Attendees gather under the roof of the mausoleum to share a moment of silence during the playing of Taps as rain began to fall at the conclusion of the Fayetteville Community Candlelight Vigil Sunday night at Huse Memorial Park.

Although an exact statistic is hard to nail down, the Congressional Research Service estimates that over 1 million Americans have died in the service of the United States during the nation’s nearly 250-year history.

With families preparing for picnics and the unofficial start of the summer season, a group of West Virginians met at Fayetteville’s Huse Memorial Park and Mausoleum to remember the nation’s lost for Memorial Day.

West Virginia, particularly southern West Virginia, has often sent an excessive number of its citizens to war with totals from the world’s greatest conflict showing a disproportionate amount of sacrifice coming from Fayette County in particular.

According to war records from the National Archives, 223 young Americans from Fayette County made the ultimate sacrifice in World War II.

Eighty-eight soldiers, sailors and Marines from Greenbrier County lost their lives in that same conflict, 44 from Monroe County, 58 from Nicholas County, 200 from Raleigh County, 53 from Summers County and 74 from Wyoming County.

Looking around the cemetery, Fayetteville Mayor Dennis Hanson noted the numbers of veterans buried in the park.

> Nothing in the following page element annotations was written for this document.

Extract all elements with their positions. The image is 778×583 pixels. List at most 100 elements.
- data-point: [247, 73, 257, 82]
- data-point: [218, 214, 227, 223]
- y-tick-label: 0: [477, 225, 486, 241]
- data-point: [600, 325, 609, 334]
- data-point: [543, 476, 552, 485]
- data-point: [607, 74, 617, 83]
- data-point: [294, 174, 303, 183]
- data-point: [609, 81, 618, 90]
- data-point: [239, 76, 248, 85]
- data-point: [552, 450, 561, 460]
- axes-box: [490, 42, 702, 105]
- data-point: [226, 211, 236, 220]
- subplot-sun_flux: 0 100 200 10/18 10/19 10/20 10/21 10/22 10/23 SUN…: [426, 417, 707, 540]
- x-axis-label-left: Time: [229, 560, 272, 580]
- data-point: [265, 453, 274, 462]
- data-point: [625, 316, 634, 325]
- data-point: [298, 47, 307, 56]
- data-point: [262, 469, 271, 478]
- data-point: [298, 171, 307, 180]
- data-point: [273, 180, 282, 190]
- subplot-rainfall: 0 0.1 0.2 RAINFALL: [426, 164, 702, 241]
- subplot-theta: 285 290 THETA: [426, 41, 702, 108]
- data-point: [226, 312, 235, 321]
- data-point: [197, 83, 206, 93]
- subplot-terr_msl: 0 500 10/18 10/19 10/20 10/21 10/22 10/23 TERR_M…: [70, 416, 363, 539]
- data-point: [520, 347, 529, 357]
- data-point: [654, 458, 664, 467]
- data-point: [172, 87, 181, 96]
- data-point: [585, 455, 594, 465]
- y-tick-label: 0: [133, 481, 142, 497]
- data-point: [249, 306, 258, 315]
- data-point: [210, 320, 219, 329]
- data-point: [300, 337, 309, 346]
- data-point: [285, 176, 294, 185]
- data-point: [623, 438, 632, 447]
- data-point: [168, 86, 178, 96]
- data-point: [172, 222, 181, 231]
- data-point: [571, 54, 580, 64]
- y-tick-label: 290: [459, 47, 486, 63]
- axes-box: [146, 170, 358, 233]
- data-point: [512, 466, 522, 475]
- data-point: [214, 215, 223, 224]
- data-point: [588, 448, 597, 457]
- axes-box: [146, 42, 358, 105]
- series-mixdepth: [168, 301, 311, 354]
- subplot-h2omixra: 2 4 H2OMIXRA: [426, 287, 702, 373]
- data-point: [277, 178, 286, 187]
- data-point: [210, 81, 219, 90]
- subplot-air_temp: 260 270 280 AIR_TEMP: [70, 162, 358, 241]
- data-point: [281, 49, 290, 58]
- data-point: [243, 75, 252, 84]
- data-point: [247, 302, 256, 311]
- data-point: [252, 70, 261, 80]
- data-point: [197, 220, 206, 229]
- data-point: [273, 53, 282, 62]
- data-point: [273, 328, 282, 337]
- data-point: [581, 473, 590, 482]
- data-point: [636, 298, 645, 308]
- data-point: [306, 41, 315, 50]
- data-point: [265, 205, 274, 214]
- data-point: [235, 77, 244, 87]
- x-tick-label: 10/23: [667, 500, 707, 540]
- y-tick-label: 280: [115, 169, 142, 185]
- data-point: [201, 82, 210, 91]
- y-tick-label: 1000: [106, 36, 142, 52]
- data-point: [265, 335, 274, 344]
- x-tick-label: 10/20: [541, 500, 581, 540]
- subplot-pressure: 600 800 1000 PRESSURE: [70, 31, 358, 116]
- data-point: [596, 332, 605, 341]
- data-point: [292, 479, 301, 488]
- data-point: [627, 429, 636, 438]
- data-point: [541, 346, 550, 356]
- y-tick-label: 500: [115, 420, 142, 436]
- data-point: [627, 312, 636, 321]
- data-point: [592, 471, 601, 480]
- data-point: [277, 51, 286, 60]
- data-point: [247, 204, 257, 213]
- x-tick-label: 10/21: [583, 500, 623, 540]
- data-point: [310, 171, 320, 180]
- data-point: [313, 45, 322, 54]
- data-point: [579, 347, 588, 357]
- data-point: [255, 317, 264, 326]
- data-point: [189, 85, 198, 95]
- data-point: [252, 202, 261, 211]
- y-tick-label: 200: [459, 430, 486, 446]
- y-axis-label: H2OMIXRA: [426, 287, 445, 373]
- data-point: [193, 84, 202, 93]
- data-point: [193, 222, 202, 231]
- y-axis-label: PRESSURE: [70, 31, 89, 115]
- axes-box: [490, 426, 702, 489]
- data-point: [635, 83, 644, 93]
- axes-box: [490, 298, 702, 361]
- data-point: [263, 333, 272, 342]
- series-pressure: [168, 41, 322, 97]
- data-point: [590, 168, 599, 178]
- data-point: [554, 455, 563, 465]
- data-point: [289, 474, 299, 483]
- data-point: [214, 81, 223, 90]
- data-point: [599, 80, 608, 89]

Noting the nature of the day to remember those who perished in war, Hanson told the audience that in the solemn moment they must attempt to honor those who made the ultimate sacrifice.

“As you think about the evening, and you think about the future, take a little time sometime and just remember those that have served the country and given it all,” the mayor said.

The vigil’s keynote speaker, Col. Chris Selvey (U.S. Army-Retired), gave the audience a brief history of the event.

A veteran of deployments to Iraq and later to the Balkans, Selvey called those trips overseas eye-opening experiences, saying the loss that soldiers feel when a comrade dies is much more intense than deaths by natural causes.

“This day I know is a very difficult day for many wives, many husbands, especially mothers and fathers, sons and daughters,” Selvey said. “This day can be a day of bringing back sadness and pain that was caused by the loss of this loved one for their country.”

The Army veteran spoke on the difficulty of putting into perspective what is lost when a service member makes the ultimate sacrifice.

What Selvey could put into perspective was the fact that Memorial Day has gotten away from its intended purpose.

“This day is much more than a day of barbecuing, boating and swimming,” the Army veteran said. “It’s much more than a day off of work that marks the unofficial start of summer in most people’s eyes.”

Selvey said the day is about expressing your feelings about those who died and service and doing your best to remember their sacrifice.

“Everything that we hold precious in this country was made possible from the generations and generations of Americans who gave it their all,” Selvey said.

To mark his own remembrance, the Army veteran read the names of those he knew or was connected to who made the ultimate sacrifice, finishing with a quote from an unknown author.

“Our country’s flag does not fly because the wind moves it,” Selvey read. “It flies with the last breath of each soldier who died protecting it.”